Koch-Shows, die Tour, eigene Restaurants, das Kochbuch für Kinder - bleibt bei all dem auch noch Freizeit?

Doch, ich verbringe auch sehr viel Zeit mit meiner Familie. Ich mache eben gerne viele Dinge, habe aber auch sehr gute Leute, die um mich sind. Leute, die Talent haben und etwas gut können, die mich auch weiter bringen, die habe ich immer bei mir gehalten. Der Koch, der meine Kochschule betreut, arbeitet beispielsweise schon seit 15 Jahren für mich, der Küchenchef in meinem Restaurant seit sieben Jahren. Ich muss ja nichts Neues machen, aber ich kann - und das möchte ich einfach ziemlich oft. Ich habe Lust, neue Dinge auszuprobieren, auch wenn es am Ende mal wirtschaftlich nicht erfolgreich sein sollte. Ich kann aber auch zwei oder drei Wochen am Strand rumlungern und gar nichts machen, das gibt es auch.

Was ist ihr Lieblings-Gericht?

Mein persönliches Lieblings-Gericht ist eine Sushi-Rolle, die ich auch auf der Tour vorstelle - ich könnte sie jeden Tag essen. Sie wird mit gebackenem Spargel, Gurke und Avocado zubereitet. Oben drauf kommt Lachs, die ganze Rolle wird dann angegrillt und dazu gibt es zwei spezielle Soßen.

Zum Thema Weihnachtsgeschenke, sind sie da gut organisiert oder besorgen sie die Geschenke für ihre Liebsten eher auf den letzten Drücker?

Ich bin eher derjenige, der am 24. in die Stadt geht. Ich weiß dann zwar meistens, was ich kaufen will, lasse mich aber oft auch ein bisschen verleiten. Die Beschenkten haben dadurch einen Vorteil: Denn wer erst zum Schluss einkaufen geht, der ist auch meistens etwas großzügiger, weil er denkt, Hauptsache ich habe was und ab nach Hause.

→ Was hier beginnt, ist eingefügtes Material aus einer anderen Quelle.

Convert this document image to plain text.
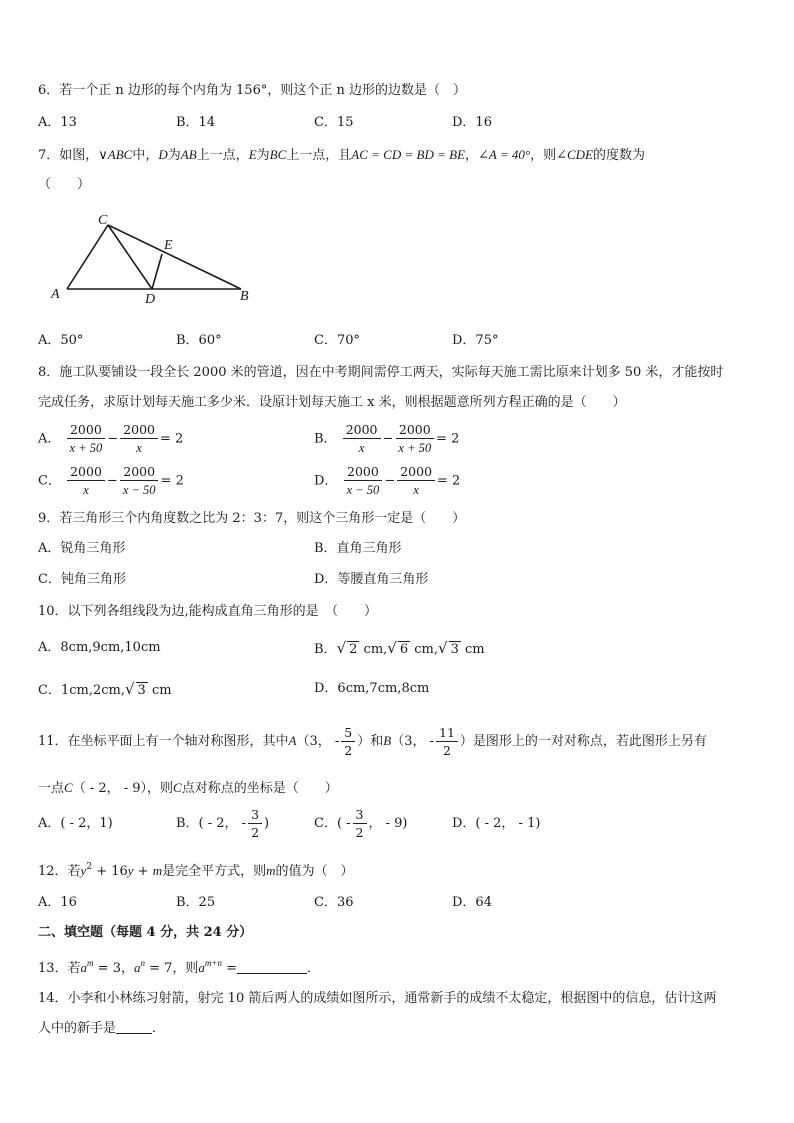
6．若一个正 n 边形的每个内角为 156°，则这个正 n 边形的边数是（　）
A．13	B．14	C．15	D．16
7．如图，∨ABC中，D为AB上一点，E为BC上一点，且AC = CD = BD = BE，∠A = 40°，则∠CDE的度数为
（　　）
C
E
A	D	B
A．50°	B．60°	C．70°	D．75°
8．施工队要铺设一段全长 2000 米的管道，因在中考期间需停工两天，实际每天施工需比原来计划多 50 米，才能按时
完成任务，求原计划每天施工多少米．设原计划每天施工 x 米，则根据题意所列方程正确的是（　　）
A． $\frac{2000}{x + 50} - \frac{2000}{x} = 2$	B． $\frac{2000}{x} - \frac{2000}{x + 50} = 2$
C． $\frac{2000}{x} - \frac{2000}{x - 50} = 2$	D． $\frac{2000}{x - 50} - \frac{2000}{x} = 2$
9．若三角形三个内角度数之比为 2：3：7，则这个三角形一定是（　　）
A．锐角三角形	B．直角三角形
C．钝角三角形	D．等腰直角三角形
10．以下列各组线段为边,能构成直角三角形的是　（　　）
A．8cm,9cm,10cm	B．√ 2 cm,√ 6 cm,√ 3 cm
C．1cm,2cm,√ 3 cm	D．6cm,7cm,8cm
11．在坐标平面上有一个轴对称图形，其中A（3， - $\frac{5}{2}$ ）和B（3， - $\frac{11}{2}$ ）是图形上的一对对称点，若此图形上另有
一点C（ - 2， - 9），则C点对称点的坐标是（　　）
A．( - 2，1)	B．( - 2， - $\frac{3}{2}$ )	C．( - $\frac{3}{2}$ ， - 9)	D．( - 2， - 1)
12．若$y^2 + 16y + m$是完全平方式，则m的值为（　）
A．16	B．25	C．36	D．64
二、填空题（每题 4 分，共 24 分）
13．若$a^m = 3$，$a^n = 7$，则$a^{m+n}$ =	．
14．小李和小林练习射箭，射完 10 箭后两人的成绩如图所示，通常新手的成绩不太稳定，根据图中的信息，估计这两
人中的新手是	．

Wie verbringen Sie die Feiertage?

Ganz normal, wie jeder andere auch, da mache ich kein großes Tamtam. Da gibt es etwas zu Essen und Geschenke, nichts wirklich Außergewöhnliches.

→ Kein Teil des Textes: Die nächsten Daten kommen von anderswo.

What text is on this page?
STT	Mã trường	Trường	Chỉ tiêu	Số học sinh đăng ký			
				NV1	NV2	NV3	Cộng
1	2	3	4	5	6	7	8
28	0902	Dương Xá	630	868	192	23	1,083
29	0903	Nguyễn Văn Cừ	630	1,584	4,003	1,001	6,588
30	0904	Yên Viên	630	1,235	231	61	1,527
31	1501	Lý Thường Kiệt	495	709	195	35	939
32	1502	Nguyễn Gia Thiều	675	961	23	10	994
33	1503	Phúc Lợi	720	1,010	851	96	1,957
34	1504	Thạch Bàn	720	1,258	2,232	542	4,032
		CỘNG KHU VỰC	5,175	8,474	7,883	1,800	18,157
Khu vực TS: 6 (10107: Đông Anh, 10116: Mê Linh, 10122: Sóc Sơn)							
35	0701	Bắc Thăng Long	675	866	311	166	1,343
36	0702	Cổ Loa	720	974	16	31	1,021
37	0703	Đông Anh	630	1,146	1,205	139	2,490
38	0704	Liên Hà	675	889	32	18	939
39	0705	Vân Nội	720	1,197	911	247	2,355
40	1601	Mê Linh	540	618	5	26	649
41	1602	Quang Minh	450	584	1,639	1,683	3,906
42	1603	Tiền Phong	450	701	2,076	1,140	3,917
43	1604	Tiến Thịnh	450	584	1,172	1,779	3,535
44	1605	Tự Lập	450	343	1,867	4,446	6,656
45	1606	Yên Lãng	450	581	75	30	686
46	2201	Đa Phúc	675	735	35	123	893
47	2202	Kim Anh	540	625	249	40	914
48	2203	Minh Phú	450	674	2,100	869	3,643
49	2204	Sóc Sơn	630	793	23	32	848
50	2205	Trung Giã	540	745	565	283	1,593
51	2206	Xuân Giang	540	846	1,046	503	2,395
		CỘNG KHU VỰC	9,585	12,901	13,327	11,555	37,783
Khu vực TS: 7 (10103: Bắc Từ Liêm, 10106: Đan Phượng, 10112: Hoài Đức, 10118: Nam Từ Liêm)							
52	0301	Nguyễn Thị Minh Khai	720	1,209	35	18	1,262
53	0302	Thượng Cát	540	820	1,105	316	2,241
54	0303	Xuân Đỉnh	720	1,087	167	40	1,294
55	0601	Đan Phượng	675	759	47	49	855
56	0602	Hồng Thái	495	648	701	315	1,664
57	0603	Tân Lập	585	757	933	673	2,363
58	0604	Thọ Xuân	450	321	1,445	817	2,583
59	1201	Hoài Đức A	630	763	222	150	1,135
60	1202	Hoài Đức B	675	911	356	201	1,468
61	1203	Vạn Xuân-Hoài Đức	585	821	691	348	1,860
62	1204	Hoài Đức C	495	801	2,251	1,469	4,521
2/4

Also auch bei Hensslers gibt es Geschenke unter dem Baum, Weihnachtslieder und das volle Programm?

Genau, richtig, wir machen das wie die meisten deutschen Familien.

Was gibt es bei Ihnen an Weihnachten zu essen? Und wer kocht?

Ich koche - und es gibt ganz klassisch Ente, Rotkohl und Knödel, das finde ich zu Weihnachten super. Kartoffelsalat und Würstchen passt eher zu Silvester, finde ich.

Können Sie sich noch an ein ganz besonderes Weihnachtsgeschenk aus ihrer Jugend erinnern?

Oh weh, meine Oma hat mich immer üppig beschenkt. Aber ein ferngesteuertes Auto, daran kann ich mich noch ganz gut erinnern.

Was wünschen Sie den Wolfsburgern zu Weihnachten?

Ich wünsche Ihnen erst einmal schöne Feiertage! Und ich wünsche, dass sie sich etwas Leckeres zu essen machen und sich wirklich Mühe dabei geben - dass keine Fertigprodukte auf den Tisch kommen.